Applikationssicherheit

Wenn es sich bei dem getesteten Produkt nicht direkt um eine mobile Applikation handelt, so ist in jedem Fall immer eine mobile Applikation Teil des IoT-Systems. Zumindest ist dies bei allen von uns dieses Jahr getesteten Produkten der Fall. Über die mobilen Applikationen werden Einrichtungen durchgeführt, Fernsteuerung und Gerätekonfigurationen vorgenommen. Naturgemäß sind sie daher aus sicherheitstechnischer Sicht essentiell für jedes IoT-Produkt und damit auch großer Augenmerk in unseren Tests. Dabei untersuchen wir im ersten Schritt vor allem statisch, ob potentielle Probleme in der Implementation der App ausgemacht werden können. Diese können beispielsweise schwerwiegend sein, wie hard-coded secrets oder sich eher im Bereich von „Fehlkonfiguration“ bewegen, die mitunter auch kritische Probleme verursachen können, aber meist sehr leicht zu beheben sind oder in der Praxis aufgrund des Anwendungsszenarios nur theoretische Implikationen mit sich bringen. Wichtig anzumerken ist hier noch, dass wir Probleme, die lokale oder Online-Kommunikation betreffend, für diesen Bewertungspunkt ausklammern und in die entsprechenden Testrubriken auslagern, weil es sich dabei meist um eine Kombination aus Schwachstellen in der App und dem Gerät (oder der Hersteller-Cloud) handelt.

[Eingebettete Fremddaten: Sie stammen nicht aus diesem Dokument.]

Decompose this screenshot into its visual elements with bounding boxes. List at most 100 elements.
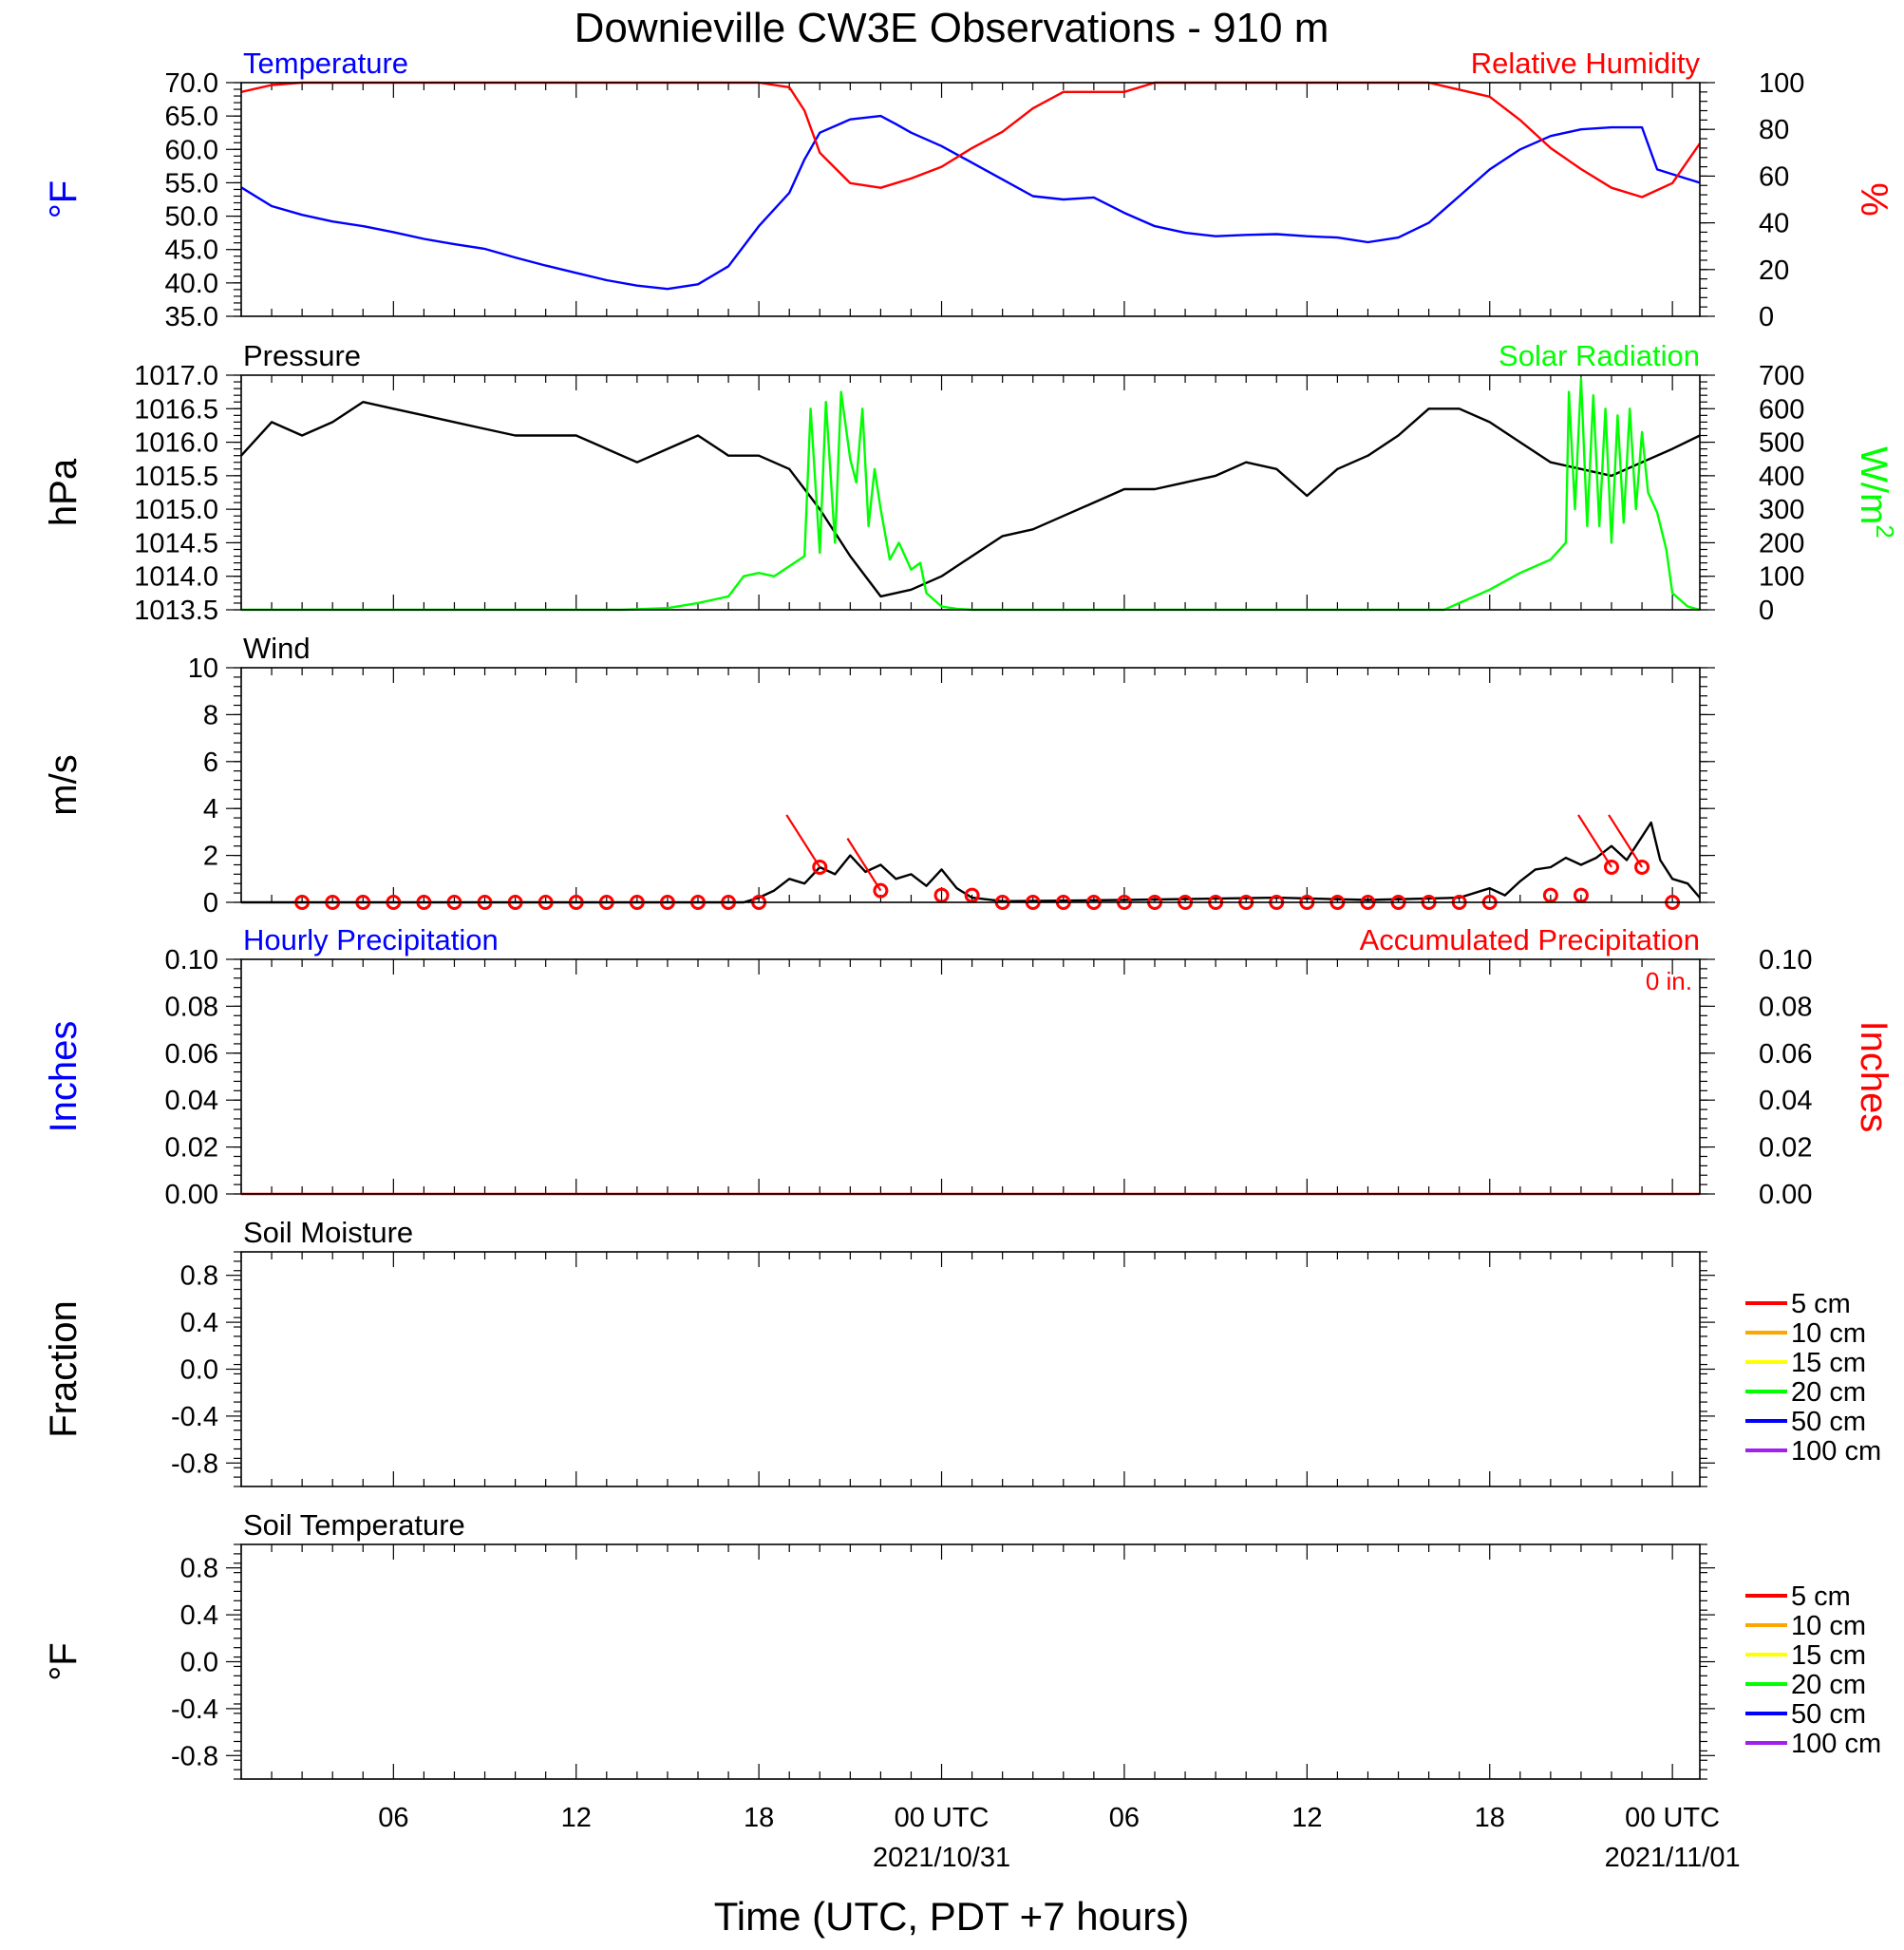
x-date-label: 2021/11/01 [1605,1843,1741,1873]
panel-frame [240,1543,1701,1780]
panel-temperature-rh: 35.040.045.050.055.060.065.070.0 0 20 40 60 8… [43,47,1895,332]
x-tick-label: 00 UTC [895,1803,990,1833]
panel-soil-moisture: -0.8 -0.4 0.0 0.4 0.8 Soil Moisture Fraction 5 … [43,1216,1881,1487]
wind-calm-marker [1604,859,1620,875]
y2-tick-label: 60 [1759,161,1789,192]
series-line-pressure [240,401,1701,598]
wind-barb [846,838,882,892]
y2-tick-label: 400 [1759,462,1804,492]
panel-title-right: Solar Radiation [1499,339,1700,372]
y-tick-label: 0.10 [165,945,218,975]
y2-tick-label: 0.10 [1759,945,1812,975]
x-tick-label: 18 [744,1803,774,1833]
legend-label: 10 cm [1791,1611,1866,1641]
chart-title: Downieville CW3E Observations - 910 m [575,5,1329,51]
y2-tick-label: 0.00 [1759,1180,1812,1210]
y-axis-title-left: Inches [43,1021,85,1133]
y2-tick-label: 20 [1759,256,1789,286]
y-tick-label: 8 [203,700,218,730]
y-tick-label: 0.08 [165,992,218,1022]
panel-frame [240,82,1701,317]
wind-calm-marker [873,882,889,899]
legend-label: 5 cm [1791,1581,1851,1612]
x-tick-label: 12 [1291,1803,1322,1833]
y-tick-label: 55.0 [165,168,218,199]
wind-barb [1577,814,1612,868]
y2-tick-label: 0 [1759,302,1774,332]
y-tick-label: -0.8 [171,1448,218,1479]
y-axis-title-left: °F [43,180,85,218]
y-axis-title-right: W/m2 [1853,446,1899,539]
y-tick-label: 1013.5 [134,596,218,626]
series-line-solar-radiation [241,377,1701,612]
y-tick-label: 45.0 [165,236,218,266]
wind-calm-marker [933,887,950,903]
panel-precipitation: 0.00 0.02 0.04 0.06 0.08 0.10 0.00 0.02 0.04 0.06… [43,923,1895,1210]
x-date-label: 2021/10/31 [873,1843,1010,1873]
y2-tick-label: 500 [1759,428,1804,459]
legend-label: 50 cm [1791,1407,1866,1437]
wind-calm-marker [1573,887,1589,903]
y-tick-label: 2 [203,842,218,872]
y-tick-label: 0.00 [165,1180,218,1210]
y-tick-label: 0.4 [180,1308,218,1338]
panel-title-left: Soil Moisture [243,1216,413,1249]
wind-barb [1608,814,1644,868]
y-tick-label: 4 [203,794,218,824]
y-tick-label: 6 [203,748,218,778]
panel-title-left: Wind [243,632,311,665]
y-tick-label: 0.04 [165,1086,218,1116]
legend-label: 15 cm [1791,1640,1866,1671]
y2-tick-label: 0.08 [1759,992,1812,1022]
y-tick-label: 50.0 [165,202,218,233]
y-axis-title-left: m/s [43,754,85,815]
y2-tick-label: 600 [1759,394,1804,425]
y-tick-label: 70.0 [165,68,218,99]
wind-barb [785,814,821,868]
y-tick-label: 35.0 [165,302,218,332]
y2-tick-label: 0.02 [1759,1133,1812,1164]
x-tick-label: 06 [378,1803,408,1833]
wind-calm-marker [1542,887,1558,903]
y-axis-title-right: % [1853,182,1895,217]
legend-label: 50 cm [1791,1699,1866,1730]
panel-frame [240,1251,1701,1487]
y-tick-label: 60.0 [165,135,218,165]
panel-frame [240,374,1701,611]
y-tick-label: 0.0 [180,1648,218,1678]
series-line-wind [241,821,1701,904]
legend-label: 5 cm [1791,1289,1851,1319]
y-tick-label: -0.8 [171,1741,218,1771]
panel-title-left: Soil Temperature [243,1508,465,1542]
y-tick-label: 65.0 [165,102,218,132]
y-tick-label: 10 [188,653,218,684]
x-tick-label: 12 [561,1803,592,1833]
legend-label: 20 cm [1791,1377,1866,1408]
x-tick-label: 00 UTC [1625,1803,1720,1833]
panel-annotation: 0 in. [1646,967,1692,995]
y-tick-label: -0.4 [171,1694,218,1725]
x-tick-label: 06 [1109,1803,1140,1833]
y2-tick-label: 40 [1759,209,1789,239]
panel-frame [240,667,1701,903]
y-axis-title-left: Fraction [43,1300,85,1438]
y-axis-title-left: °F [43,1642,85,1680]
y2-tick-label: 100 [1759,562,1804,593]
panel-frame [240,958,1701,1195]
y2-tick-label: 0.06 [1759,1039,1812,1070]
series-line-relative-humidity [240,81,1701,199]
y-tick-label: -0.4 [171,1402,218,1432]
y-axis-title-right: Inches [1853,1021,1895,1133]
y-tick-label: 0.06 [165,1039,218,1070]
y2-tick-label: 300 [1759,495,1804,525]
y2-tick-label: 700 [1759,361,1804,391]
y-tick-label: 1017.0 [134,361,218,391]
legend-label: 100 cm [1791,1729,1881,1759]
wind-calm-marker [964,887,980,903]
y2-tick-label: 0.04 [1759,1086,1812,1116]
panel-wind: 0 2 4 6 8 10 Wind m/s [43,632,1715,918]
panel-title-left: Hourly Precipitation [243,923,499,956]
y-tick-label: 1015.5 [134,462,218,492]
x-tick-label: 18 [1475,1803,1505,1833]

Insgesamt war der Sicherheitslevel der dieses Jahr geprüften Applikationen grundsätzlich als recht hoch einzuschätzen. Zwar hatten wir tatsächlich nicht eine einzige App-Kombination (aus Android & iOS App), die nicht zumindest kleinere Probleme hatte, aber dafür war die Zahl mit wirklich schwerwiegenderen Problemen vergleichsweise gering. Nur etwa 10% der Apps, die wir uns ansahen, wiesen hier Probleme auf, die man zumindest als mittelschwer bewerten müsste und nur die Hälfte davon hatte Probleme, die kritische Konsequenzen für die Systemsicherheit haben könnten.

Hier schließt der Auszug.